Pour nos interlocuteurs du ministère, le fait que les emplois transférés soient pourvus par détachement marquent la vocation des D3S à les occuper. Mais il nous a été répondu qu’il ne pourrait être inscrit aucune clause d’exclusivité.

Plus généralement, nous relevons que l’article 31 en réalité n’évoque pas les recrutements futurs, qu’il s’agisse de la procédure ou du cadre d’emploi proposé ! Le cadre d’administrateur territorial n’est pas garanti, les exigences de formation ne sont pas posées. Le risque est fort de voir se tarir le recrutement de D3S sur ces emplois précarisés, alors qu’on évoque par ailleurs le problème d’attractivité.

Et si problème d’attractivité il y a, il concerne l’ensemble de ce corps et doit être traité à ce niveau. Il est significatif que l’administration évoque le statut d’administrateur territorial comme cadre d’accueil, pour rassurer. Cela illustre parfaitement le bien fondé de notre revendication pour l’ensemble des D3S, puisque seuls les DH sont aujourd’hui alignés sur les conditions d’administrateur territorial !
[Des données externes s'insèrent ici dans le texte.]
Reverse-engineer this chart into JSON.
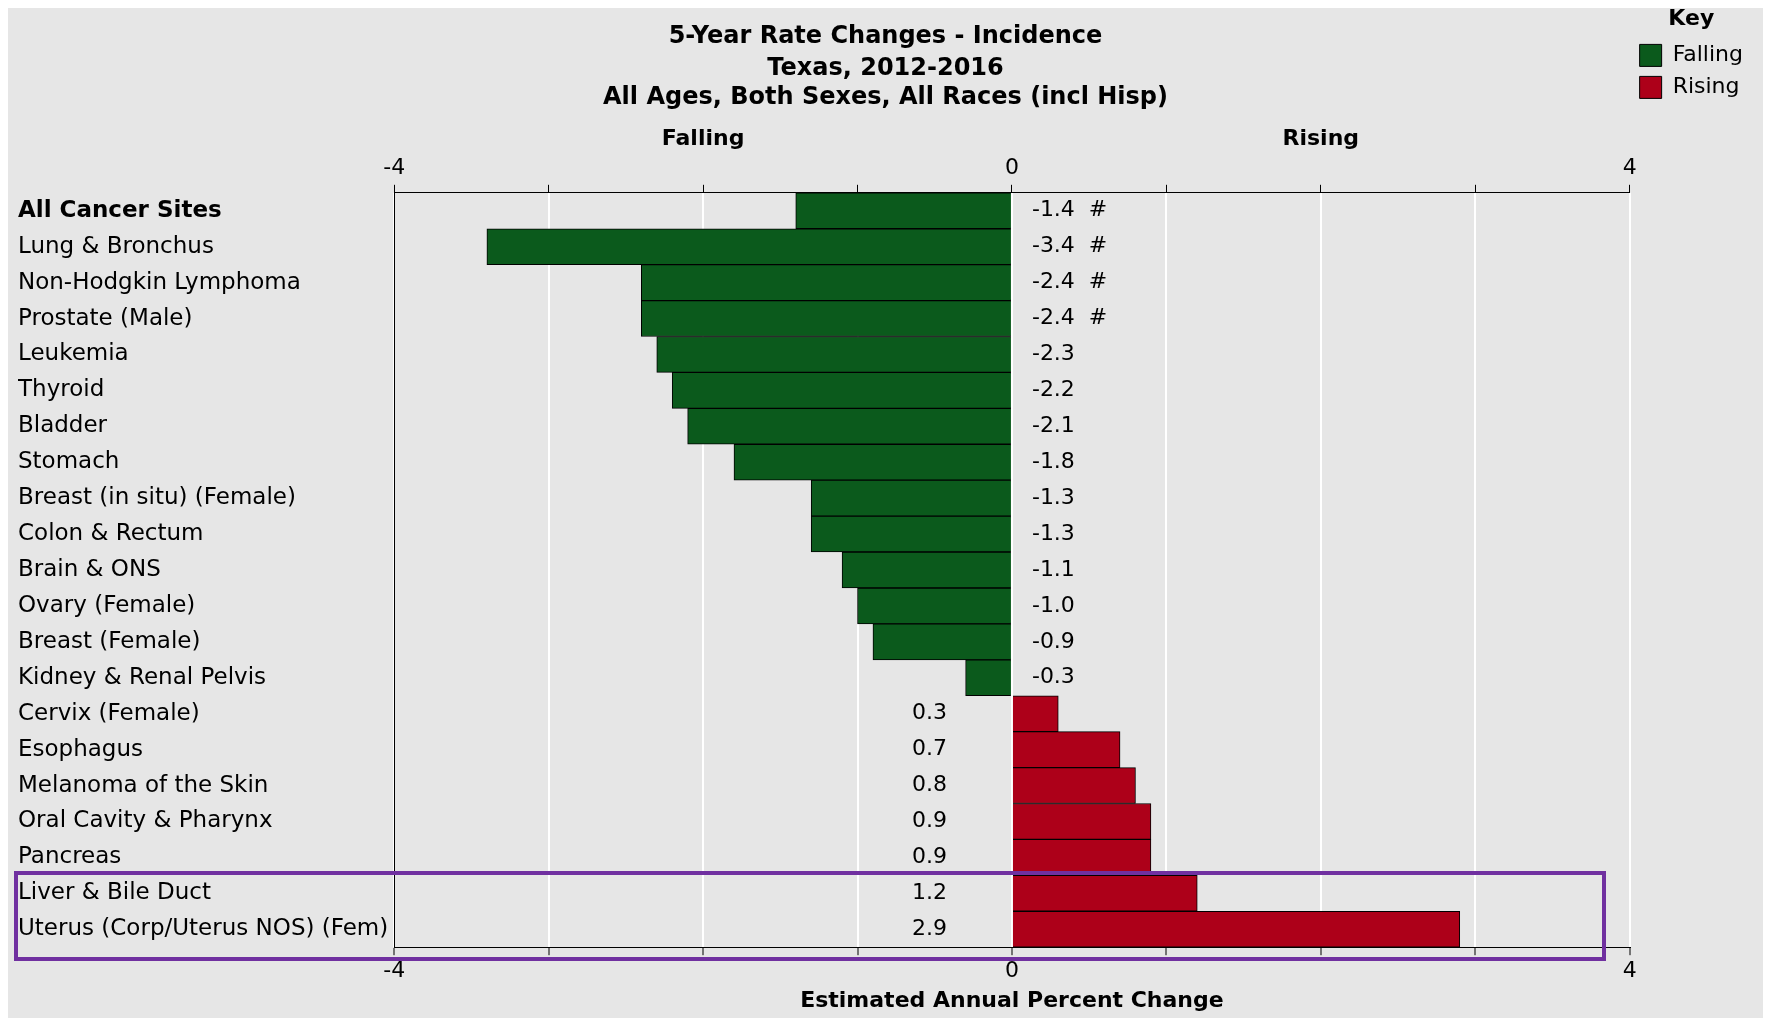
{
  "chart_data": {
    "type": "bar",
    "orientation": "horizontal",
    "title": "5-Year Rate Changes - Incidence",
    "subtitle": "Texas, 2012-2016\nAll Ages, Both Sexes, All Races (incl Hisp)",
    "xlabel": "Estimated Annual Percent Change",
    "legend_title": "Key",
    "legend": "top right",
    "grid": "x",
    "annotations": [
      "Falling",
      "Rising"
    ],
    "categories": [
      "All Cancer Sites",
      "Lung & Bronchus",
      "Non-Hodgkin Lymphoma",
      "Prostate (Male)",
      "Leukemia",
      "Thyroid",
      "Bladder",
      "Stomach",
      "Breast (in situ) (Female)",
      "Colon & Rectum",
      "Brain & ONS",
      "Ovary (Female)",
      "Breast (Female)",
      "Kidney & Renal Pelvis",
      "Cervix (Female)",
      "Esophagus",
      "Melanoma of the Skin",
      "Oral Cavity & Pharynx",
      "Pancreas",
      "Liver & Bile Duct",
      "Uterus (Corp/Uterus NOS) (Fem)"
    ],
    "series": [
      {
        "name": "Falling",
        "color": "#0b5a1c",
        "values": [
          -1.4,
          -3.4,
          -2.4,
          -2.4,
          -2.3,
          -2.2,
          -2.1,
          -1.8,
          -1.3,
          -1.3,
          -1.1,
          -1.0,
          -0.9,
          -0.3,
          null,
          null,
          null,
          null,
          null,
          null,
          null
        ],
        "value_labels": [
          "-1.4  #",
          "-3.4  #",
          "-2.4  #",
          "-2.4  #",
          "-2.3",
          "-2.2",
          "-2.1",
          "-1.8",
          "-1.3",
          "-1.3",
          "-1.1",
          "-1.0",
          "-0.9",
          "-0.3",
          null,
          null,
          null,
          null,
          null,
          null,
          null
        ]
      },
      {
        "name": "Rising",
        "color": "#ad0019",
        "values": [
          null,
          null,
          null,
          null,
          null,
          null,
          null,
          null,
          null,
          null,
          null,
          null,
          null,
          null,
          0.3,
          0.7,
          0.8,
          0.9,
          0.9,
          1.2,
          2.9
        ],
        "value_labels": [
          null,
          null,
          null,
          null,
          null,
          null,
          null,
          null,
          null,
          null,
          null,
          null,
          null,
          null,
          "0.3",
          "0.7",
          "0.8",
          "0.9",
          "0.9",
          "1.2",
          "2.9"
        ]
      }
    ],
    "xlim": [
      -4,
      4
    ],
    "xticks": [
      -4,
      {
        "value": -3,
        "label": null
      },
      {
        "value": -2,
        "label": null
      },
      {
        "value": -1,
        "label": null
      },
      0,
      {
        "value": 1,
        "label": null
      },
      {
        "value": 2,
        "label": null
      },
      {
        "value": 3,
        "label": null
      },
      4
    ],
    "x2lim": [
      -4,
      4
    ],
    "x2ticks": [
      -4,
      {
        "value": -3,
        "label": null
      },
      {
        "value": -2,
        "label": null
      },
      {
        "value": -1,
        "label": null
      },
      0,
      {
        "value": 1,
        "label": null
      },
      {
        "value": 2,
        "label": null
      },
      {
        "value": 3,
        "label": null
      },
      4
    ]
  }
}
Enfin et surtout sur le sens de cette réforme :

Il a fallu en effet que le CHFO pose la question du sens de cette réforme pour que le ministère s’exprime sur ce point de « détail ».

Il nous a été répondu qu’il s’agissait d’une logique de cohérence des champs d’action quand des compétences sont décentralisées. Il a été fait état d’une demande forte des conseils départementaux pour « avoir la main » sur la nomination et l’évaluation des directeurs. Il a aussi été reconnu que ce n’était pas la seule demande des CD, et que le gouvernement ne souhaitait pas aller plus loin.
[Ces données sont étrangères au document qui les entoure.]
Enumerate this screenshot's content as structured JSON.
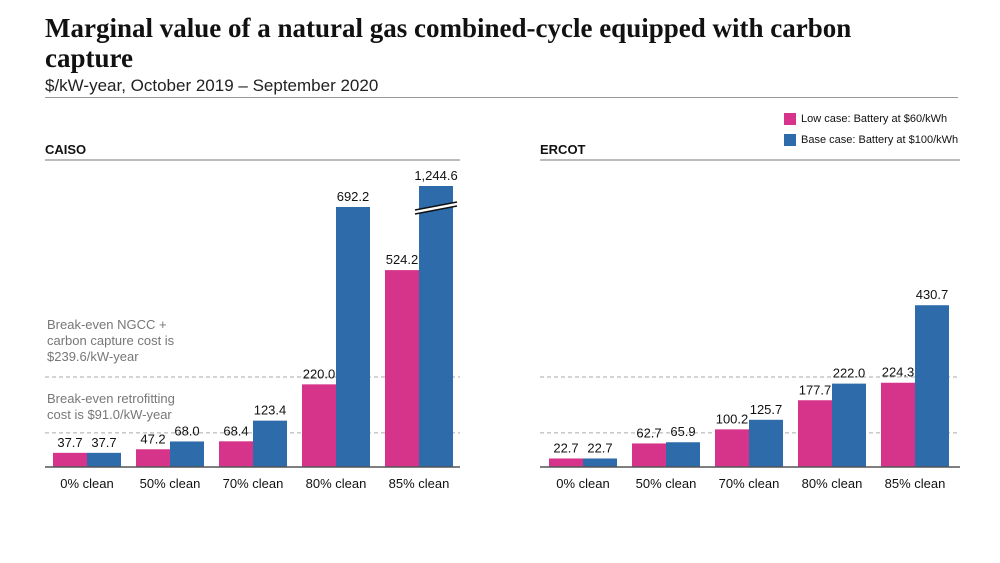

En clair, il s’agirait d’un arbitrage déjà rendu par le gouvernement, pour lequel on veut bien nous écouter, après coup.

Et en réponse à nos questions : pas de garantie réelle sur le cadre d’emploi, pas de dispositif en cas de refus de détachement, ni pour la sortie du détachement, pas de visibilité sur les recrutements futurs. Le lâchage est en plus inorganisé…Et enfin, cette mesure ouvre la porte à d'autres lâchages, puisque les intentions existent.

Pour autant, le CHFO va continuer à argumenter maintenant et jusqu’au Parlement pour expliquer l’inconséquence et les incohérences de cette réforme, le CHFO ne lâchera pas pour obtenir toutes les garanties pour les collègues !

 


LE PROJET DANS LE TEXTE

Extrait de l'exposé des motifs du projet de loi :

Article 31 – Rattachement des directeurs des instituts départementaux de l’enfance et de la famille (IDEF) dans la fonction publique territoriale : les IDEF relèvent des départements. Cet article permet le rattachement des directeurs des IDEF à la fonction publique territoriale.

Texte du projet d'article 31 :

Article 31 I. – Par dérogation au 4° de l’article 2 de la loi n° 86-33 du 9 janvier 1986 portant dispositions statutaires relatives à la fonction publique hospitalière, dans un délai d’un an à compter de la date de publication de la présente loi, les fonctionnaires exerçant les fonctions de directeur des établissements visés à l’article L. 315-8 du code de l’action sociale et des familles sont détachés dans les cadres d’emplois équivalents de la fonction publique territoriale dans les conditions prévues par la loi du 26 janvier 1984 susvisée. En cas d’absence de cadre d’emplois équivalent, ils sont détachés sur contrat dans les conditions prévues par la même loi.

Les fonctionnaires concernés conservent, s’ils y ont intérêt, le bénéfice du régime indemnitaire qui leur était applicable.

A compter du 1er janvier 2022, les agents contractuels exerçant la fonction de directeur des établissements mentionné au premier alinéa relèvent de plein droit des conseils départementaux dans les conditions d’emploi qui sont les leurs. Ils conservent, à titre individuel, le bénéfice des stipulations de leur contrat.

II. – L’article L. 315-8 du code de l’action sociale et des familles est ainsi modifié :

1° Au premier alinéa les mots : « après avis du président du conseil départemental, par l'autorité compétente de l'Etat » sont remplacés par les mots : « par le président du conseil départemental » ;

2° Au second alinéa, les mots : « après avis du président du conseil d'administration, par l'autorité compétente de l'Etat » sont remplacés par les mots : « par le président du conseil départemental ».